それはいいことを聞いた。これから二人の弱みをこっそり聞き出せそうだ。
「いや、止めてください。それだけは」
「私まだ何も言ってないけど」
「言わなくても分かりますよ」
「あ、そう? まあ、いいや。それよりノアンさん。どんなのがあるのかな?」
ノアンさんもお昼時で忙しそうで、手を患わせて申し訳ない。だからこそ、さっさと聞いて、自分の与えられた一角に逃げ込もうと思うのだ。
「この世界にある麺は、一通りここに揃えてあるからね。何でも好きに使いなよ」
料理がイタリア風なだけあって、パスタが主だった。というかパスタしかない。
「ありがとう、ノアンさん」
パスタの種類によって容器に分けられていた。適当な太さのパスタをざっと掴んで、自分の定位置になるであろう場所に立った。

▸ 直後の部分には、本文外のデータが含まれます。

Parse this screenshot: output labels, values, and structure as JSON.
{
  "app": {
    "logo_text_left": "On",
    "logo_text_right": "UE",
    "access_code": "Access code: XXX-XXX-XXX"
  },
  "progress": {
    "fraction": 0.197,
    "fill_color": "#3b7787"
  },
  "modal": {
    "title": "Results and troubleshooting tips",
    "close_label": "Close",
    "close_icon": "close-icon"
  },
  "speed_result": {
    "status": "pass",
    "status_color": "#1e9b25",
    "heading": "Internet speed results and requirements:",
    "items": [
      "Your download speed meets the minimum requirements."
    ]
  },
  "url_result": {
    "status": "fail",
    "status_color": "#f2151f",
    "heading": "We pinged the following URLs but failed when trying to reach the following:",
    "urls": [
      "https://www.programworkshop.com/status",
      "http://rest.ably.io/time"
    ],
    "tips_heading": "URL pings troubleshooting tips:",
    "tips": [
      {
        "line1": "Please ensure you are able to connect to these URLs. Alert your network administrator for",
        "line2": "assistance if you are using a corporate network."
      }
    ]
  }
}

「きのこの和風スパゲッティにしようかな。と、きのこきのこっと」
パスタを置くと、再びそこを離れた。
今朝、野菜の保管場所はノアンさんに教えて貰っていた。
種類ごとに大きなザルのようなものに入っている。その中から、エノキとしめじ、椎茸に似ているきのこを調達して戻ってきた。
「リオは包丁使える?」
「イヤ、持ったこともないですが」
「うん、じゃこれよろしくね」
「出来ないと言っているじゃないですか」
「いい機会でしょ? 何事も経験するのが一番だよ。さ、やったやった。これを細切りにして。こんな感じに」
少しだけ実演して見せて、椎茸もどきをリオに押し付けた。戸惑って椎茸もどきを眺めていたが、私が無視して違う作業に忙しく動いているのを見て、諦めたように手を動かし始めた。
チラッと見れば、危なかしい手つきながら一生懸命に頑張っていた。
リオのその姿がなんだか可愛らしく映った。
「一つ聞きたいんだけど、この国で神に携わる職についている人は、結婚はしちゃいけないとか、女性と関係を持っちゃいけないとか、そんな決まりがあるのかな?」
日本ではあまり気にはならない。仏教、ようはお坊さんたちは普通に結婚しているようだ。神父さんはどうだっただろうか? あまり接点がないので分からない。一番初めにパッと浮かんでくるのはシスターじゃないだろうか。シスターは神に身を捧げているんだったよね。
そういうことがあるんだろうか。
「……彼は神官でした。この国では、神官が女性と交わることは禁じられています。その事実が知られれば、その者は神の裁きを受けることになっています」
「裁き?」
「裁きと言っても、誰かに処罰されるわけではなく、煩悩に負けた自らの命を神に捧げ、許しを請うんです」
切腹。
そんな言葉がパッと浮かんできた。
言ってることは立派だが、ていのいい自殺だ。
「ジェラの父親は……」
「神に命を捧げたことになりますね」
ジェラールを残して逃げるように死んだようにしか、私には思えなかった。
無責任に子供を作っておいてなにが、自分の命を神に捧げるだ。
その命をかけて女、子供を守ってみろ。その方がうんとカッコいいんだ。